The distribution chain also saw a rapid development in the twentieth century. The main outlet for books, the bookshop, became more diverse: large or small in size and range, or specialising in certain areas. Other types of outlet were established such as book clubs and direct sales. Besides these channels for the sale of books, there was also an increase in the possibilities for borrowing books. The expansion of the extent to which the authorities took care of culture after the Second World War led to a close-knit national network of library facilities. Especially when in the seventies the public libraries allowed young people to borrow books free of charge, the number of books borrowed from libraries rose sharply and was around six times as large as the number bought.

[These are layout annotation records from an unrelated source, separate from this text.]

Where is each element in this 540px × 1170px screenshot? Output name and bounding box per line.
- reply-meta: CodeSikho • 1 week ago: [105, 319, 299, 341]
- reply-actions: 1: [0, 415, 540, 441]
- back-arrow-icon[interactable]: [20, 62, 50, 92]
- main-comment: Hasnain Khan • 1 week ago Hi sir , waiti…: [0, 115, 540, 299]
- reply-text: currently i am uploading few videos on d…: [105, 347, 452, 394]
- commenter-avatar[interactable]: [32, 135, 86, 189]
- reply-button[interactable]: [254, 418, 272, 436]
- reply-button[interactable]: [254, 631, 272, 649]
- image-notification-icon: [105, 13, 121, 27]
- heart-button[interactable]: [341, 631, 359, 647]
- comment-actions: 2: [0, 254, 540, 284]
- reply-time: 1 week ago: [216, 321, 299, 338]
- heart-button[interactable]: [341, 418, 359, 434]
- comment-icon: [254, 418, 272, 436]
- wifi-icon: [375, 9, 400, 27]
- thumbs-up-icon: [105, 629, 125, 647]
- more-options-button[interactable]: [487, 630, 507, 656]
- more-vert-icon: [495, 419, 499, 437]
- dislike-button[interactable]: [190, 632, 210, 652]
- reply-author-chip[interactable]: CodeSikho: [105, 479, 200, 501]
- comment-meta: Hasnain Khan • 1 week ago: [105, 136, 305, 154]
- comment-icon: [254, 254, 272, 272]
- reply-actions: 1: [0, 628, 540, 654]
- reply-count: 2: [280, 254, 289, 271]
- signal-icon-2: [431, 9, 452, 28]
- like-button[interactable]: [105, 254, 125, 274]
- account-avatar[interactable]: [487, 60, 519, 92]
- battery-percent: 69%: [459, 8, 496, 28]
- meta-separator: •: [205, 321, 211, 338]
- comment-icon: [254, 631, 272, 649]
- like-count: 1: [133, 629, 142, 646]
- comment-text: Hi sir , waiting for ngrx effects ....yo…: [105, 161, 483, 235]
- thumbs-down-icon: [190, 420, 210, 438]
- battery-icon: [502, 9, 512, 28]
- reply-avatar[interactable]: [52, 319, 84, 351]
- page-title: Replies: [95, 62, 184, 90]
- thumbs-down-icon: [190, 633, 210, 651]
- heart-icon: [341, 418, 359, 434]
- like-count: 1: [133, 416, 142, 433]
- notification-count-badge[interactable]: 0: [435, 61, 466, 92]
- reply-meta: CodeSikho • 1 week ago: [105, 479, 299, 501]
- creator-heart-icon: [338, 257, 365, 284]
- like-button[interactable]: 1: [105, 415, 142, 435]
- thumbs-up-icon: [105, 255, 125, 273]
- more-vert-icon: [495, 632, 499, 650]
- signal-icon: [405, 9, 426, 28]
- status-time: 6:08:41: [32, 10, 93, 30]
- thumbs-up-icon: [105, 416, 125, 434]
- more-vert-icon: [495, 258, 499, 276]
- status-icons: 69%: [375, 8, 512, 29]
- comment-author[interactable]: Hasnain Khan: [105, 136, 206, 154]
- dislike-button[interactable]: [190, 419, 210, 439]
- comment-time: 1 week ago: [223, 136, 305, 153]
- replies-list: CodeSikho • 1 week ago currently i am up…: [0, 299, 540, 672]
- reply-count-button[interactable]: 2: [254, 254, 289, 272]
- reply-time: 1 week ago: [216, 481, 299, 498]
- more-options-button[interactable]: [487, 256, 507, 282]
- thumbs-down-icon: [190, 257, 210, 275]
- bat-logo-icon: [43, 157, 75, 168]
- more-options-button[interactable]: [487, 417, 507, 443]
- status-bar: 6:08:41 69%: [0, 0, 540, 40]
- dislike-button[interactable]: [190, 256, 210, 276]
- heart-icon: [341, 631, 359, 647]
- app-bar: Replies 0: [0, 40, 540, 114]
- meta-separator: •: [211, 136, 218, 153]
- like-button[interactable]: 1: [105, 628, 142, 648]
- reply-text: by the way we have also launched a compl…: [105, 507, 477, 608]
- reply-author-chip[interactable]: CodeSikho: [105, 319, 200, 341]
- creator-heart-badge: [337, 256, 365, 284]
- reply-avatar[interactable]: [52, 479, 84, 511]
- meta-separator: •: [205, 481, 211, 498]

The strong expansion of the market for books in the twentieth century included both functional reading (for education, study and profession) and recreational reading. The former was a result of the high level of literacy reached at an early stage in the Netherlands and the continued extension of compulsory education. From the thirties onwards, new sections of the population were entering all forms of secondary and vocational education and after 1970, higher education saw an explosive growth. Reading for personal development and recreation was particularly encouraged after 1945 as a result of the gradual increase in wealth and spare time (eight-hour working days, no working on Saturdays), better pensions, the range of inexpensive books on offer and the availability of books for next to nothing in the public libraries. In the first few decades of the twentieth century, until around 1950, books were seen mainly as cultural objects with a special status, usually sold in book stores with noticeable cultural and social barriers. From the fifties onwards, with the arrival of the cheap paperbacks, books increasingly became consumer goods, easily obtainable from walk-in bookshops where customers could choose for themselves from a wide range of new titles.

Despite the continued increase in title production and sales figures in the sixties and seventies, a certain limit to the reading culture began to show in this heyday of the post-war book trade. Empirical research into the purchase, borrowing and reading of books among the Dutch population repeatedly showed that (despite the abundant supply at low prices) around one in three people hardly read any books or none at all and around one in six only rarely. From these years onwards, books also had to fend off increasing competition from other forms of recreation, such as the television. The last decades of the twentieth century saw a certain narrowing of the reading public for general books, with the number of women and the highly-educated growing proportionally. Especially young people, and less-educated young people in particular, increasingly turned away from reading in favour of television and the new media.